Susannah Hammond, Chartered FCSI, senior regulatory intelligence expert at digital communications governance solution provider Theta Lake, outlines the FCA’s expectations of firms regarding communications with clients
Communication and collaboration tools are now inherent in the modern, hybrid workplace. Despite the productivity and efficiencies of these tools, they are not without their challenges, particularly when it comes to the unauthorised use of personal devices.
UK financial regulators remain focused on all aspects of record-keeping and require financial services firms to capture, retain and be able to retrieve all relevant records. These requirements increasingly mean that communications must be expressly identified and included in a firm’s suite of systems and controls, policies and procedures.
Enforcement actions
The regulatory focus extends to enforcement action, with the associated lessons for firms. In April 2023, the Prudential Regulation Authority (PRA) censured Wyelands Bank for wide-ranging significant regulatory failings between December 2016 and May 2020, which spanned breaches relating to large exposure limits, capital reporting, governance and risk controls and the PRA’s own initiative requirements (OIREQs) and, for the first time, failure to capture and retain WhatsApp messages. The seriousness of the breaches justified a fine of £8,515,000. However, since the bank is in wind-down, the PRA imposed a public censure as a warning shot to the industry more broadly.

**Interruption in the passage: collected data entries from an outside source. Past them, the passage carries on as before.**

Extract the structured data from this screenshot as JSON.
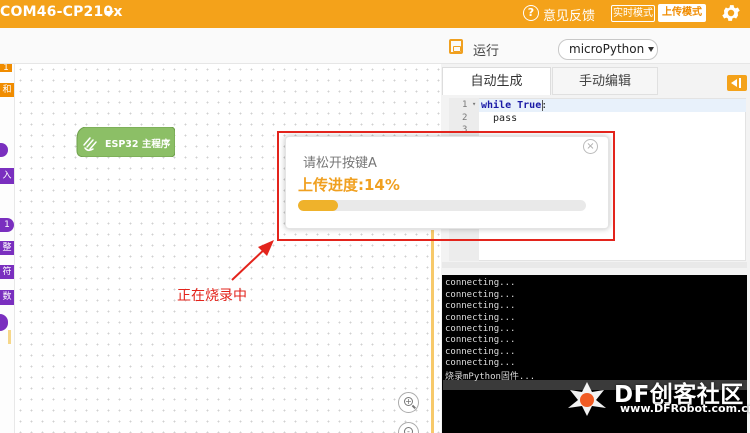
{
  "topbar": {
    "port": "COM46-CP210x",
    "feedback": "意见反馈",
    "mode_live": "实时模式",
    "mode_upload": "上传模式"
  },
  "toolbar": {
    "run": "运行",
    "board_select": "microPython"
  },
  "toolbox": {
    "items": [
      "1",
      "和",
      "",
      "入字",
      "1",
      "整数",
      "符",
      "数组",
      ""
    ]
  },
  "workspace": {
    "block_label": "ESP32 主程序"
  },
  "right_panel": {
    "tabs": [
      {
        "label": "自动生成",
        "active": true
      },
      {
        "label": "手动编辑",
        "active": false
      }
    ],
    "code": {
      "line_numbers": [
        "1",
        "2",
        "3"
      ],
      "line1_kw_while": "while",
      "line1_kw_true": "True",
      "line1_rest": ":",
      "line2": "  pass"
    },
    "console_lines": [
      "connecting...",
      "connecting...",
      "connecting...",
      "connecting...",
      "connecting...",
      "connecting...",
      "connecting...",
      "connecting...",
      "烧录mPython固件..."
    ]
  },
  "modal": {
    "hint": "请松开按键A",
    "progress_label": "上传进度:14%",
    "progress_fraction": 0.14,
    "close": "×"
  },
  "annotation": {
    "text": "正在烧录中"
  },
  "watermark": {
    "brand": "DF创客社区",
    "url": "www.DFRobot.com.cn"
  },
  "colors": {
    "accent": "#f4a21a",
    "annotation_red": "#e3241c",
    "progress": "#efb22b",
    "block_green": "#8cbf66"
  }
}
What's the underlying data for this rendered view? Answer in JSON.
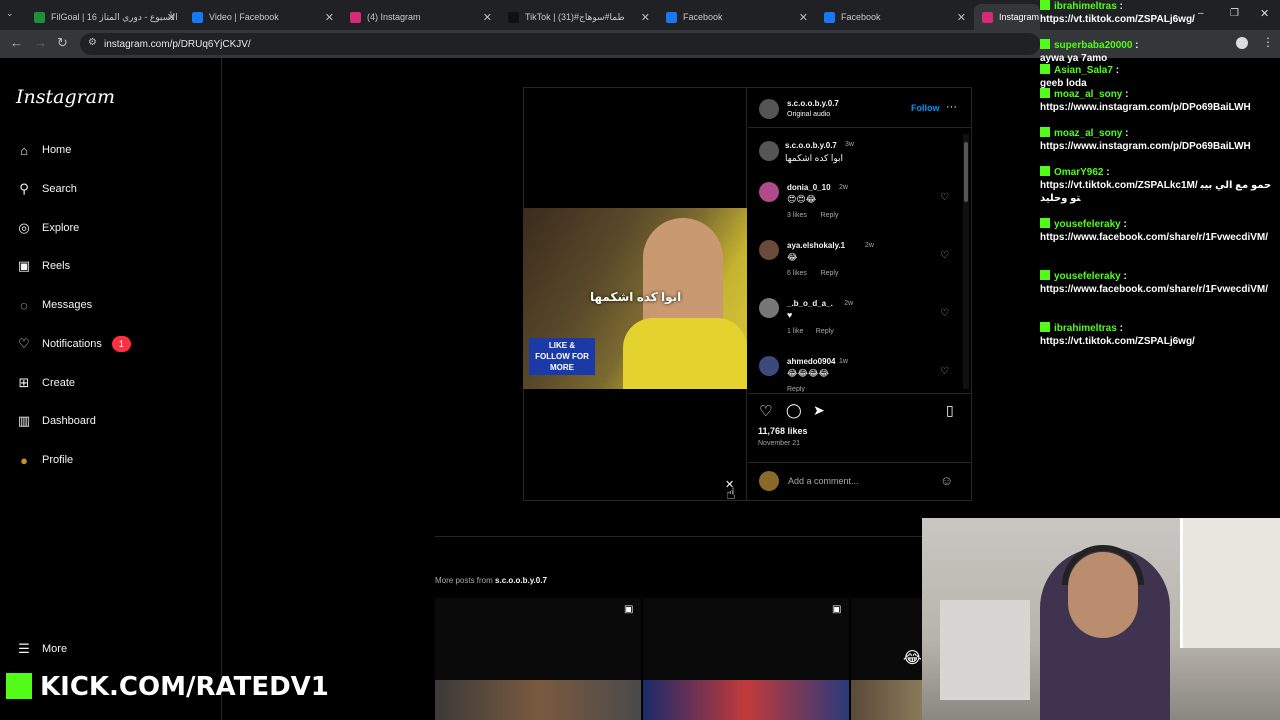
{
  "browser": {
    "tabs": [
      {
        "title": "FilGoal | 16 الأسبوع - دوري المتاز",
        "icon": "filgoal-icon",
        "fav_color": "#1f8f3a"
      },
      {
        "title": "Video | Facebook",
        "icon": "facebook-icon",
        "fav_color": "#1877f2"
      },
      {
        "title": "(4) Instagram",
        "icon": "instagram-icon",
        "fav_color": "#d62976"
      },
      {
        "title": "TikTok | طما#سوهاج#(31)",
        "icon": "tiktok-icon",
        "fav_color": "#111111"
      },
      {
        "title": "Facebook",
        "icon": "facebook-icon",
        "fav_color": "#1877f2"
      },
      {
        "title": "Facebook",
        "icon": "facebook-icon",
        "fav_color": "#1877f2"
      },
      {
        "title": "Instagram",
        "icon": "instagram-icon",
        "fav_color": "#d62976"
      }
    ],
    "url": "instagram.com/p/DRUq6YjCKJV/"
  },
  "instagram": {
    "logo": "Instagram",
    "nav": [
      {
        "label": "Home",
        "icon": "home-icon",
        "glyph": "⌂"
      },
      {
        "label": "Search",
        "icon": "search-icon",
        "glyph": "⚲"
      },
      {
        "label": "Explore",
        "icon": "compass-icon",
        "glyph": "◎"
      },
      {
        "label": "Reels",
        "icon": "reels-icon",
        "glyph": "▣"
      },
      {
        "label": "Messages",
        "icon": "messenger-icon",
        "glyph": "◌"
      },
      {
        "label": "Notifications",
        "icon": "heart-icon",
        "glyph": "♡",
        "badge": "1"
      },
      {
        "label": "Create",
        "icon": "plus-square-icon",
        "glyph": "⊞"
      },
      {
        "label": "Dashboard",
        "icon": "dashboard-icon",
        "glyph": "▥"
      },
      {
        "label": "Profile",
        "icon": "profile-avatar",
        "glyph": "●"
      }
    ],
    "more": "More",
    "post": {
      "author": "s.c.o.o.b.y.0.7",
      "audio": "Original audio",
      "follow": "Follow",
      "caption_user": "s.c.o.o.b.y.0.7",
      "caption_time": "3w",
      "caption": "ابوا كده اشكمها",
      "video_caption": "ابوا كده اشكمها",
      "video_overlay": "LIKE & FOLLOW FOR MORE",
      "comments": [
        {
          "user": "donia_0_10",
          "time": "2w",
          "text": "😍😍😂",
          "likes": "3 likes",
          "reply": "Reply"
        },
        {
          "user": "aya.elshokaly.1",
          "time": "2w",
          "text": "😂",
          "likes": "6 likes",
          "reply": "Reply"
        },
        {
          "user": "_.b_o_d_a_.",
          "time": "2w",
          "text": "♥",
          "likes": "1 like",
          "reply": "Reply"
        },
        {
          "user": "ahmedo0904",
          "time": "1w",
          "text": "😂😂😂😂",
          "likes": "",
          "reply": "Reply"
        }
      ],
      "likes": "11,768 likes",
      "date": "November 21",
      "add_comment": "Add a comment..."
    },
    "more_posts_prefix": "More posts from ",
    "more_posts_user": "s.c.o.o.b.y.0.7"
  },
  "chat": [
    {
      "user": "ibrahimeltras",
      "msg": "https://vt.tiktok.com/ZSPALj6wg/"
    },
    {
      "user": "superbaba20000",
      "msg": "aywa ya 7amo"
    },
    {
      "user": "Asian_Sala7",
      "msg": "geeb loda"
    },
    {
      "user": "moaz_al_sony",
      "msg": "https://www.instagram.com/p/DPo69BaiLWH"
    },
    {
      "user": "moaz_al_sony",
      "msg": "https://www.instagram.com/p/DPo69BaiLWH"
    },
    {
      "user": "OmarY962",
      "msg": "https://vt.tiktok.com/ZSPALkc1M/ حمو مع الي بيبتو وحليد"
    },
    {
      "user": "yousefeleraky",
      "msg": "https://www.facebook.com/share/r/1FvwecdiVM/"
    },
    {
      "user": "yousefeleraky",
      "msg": "https://www.facebook.com/share/r/1FvwecdiVM/"
    },
    {
      "user": "ibrahimeltras",
      "msg": "https://vt.tiktok.com/ZSPALj6wg/"
    }
  ],
  "stream": {
    "kick_url": "KICK.COM/RATEDV1"
  },
  "colors": {
    "kick_green": "#53fc18",
    "ig_blue": "#0095f6",
    "badge_red": "#ff3040"
  }
}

The PRA enforcement action clearly states that all firms need comprehensive record-keeping to capture and enable complete context retrieval of all electronic communications. Among the other concerns, the PRA made a robust point that the bank had failed to implement effective document retention and record-keeping policies or procedures for its business that took into account technological advances such as those relating to instant messaging platforms (e.g. WhatsApp).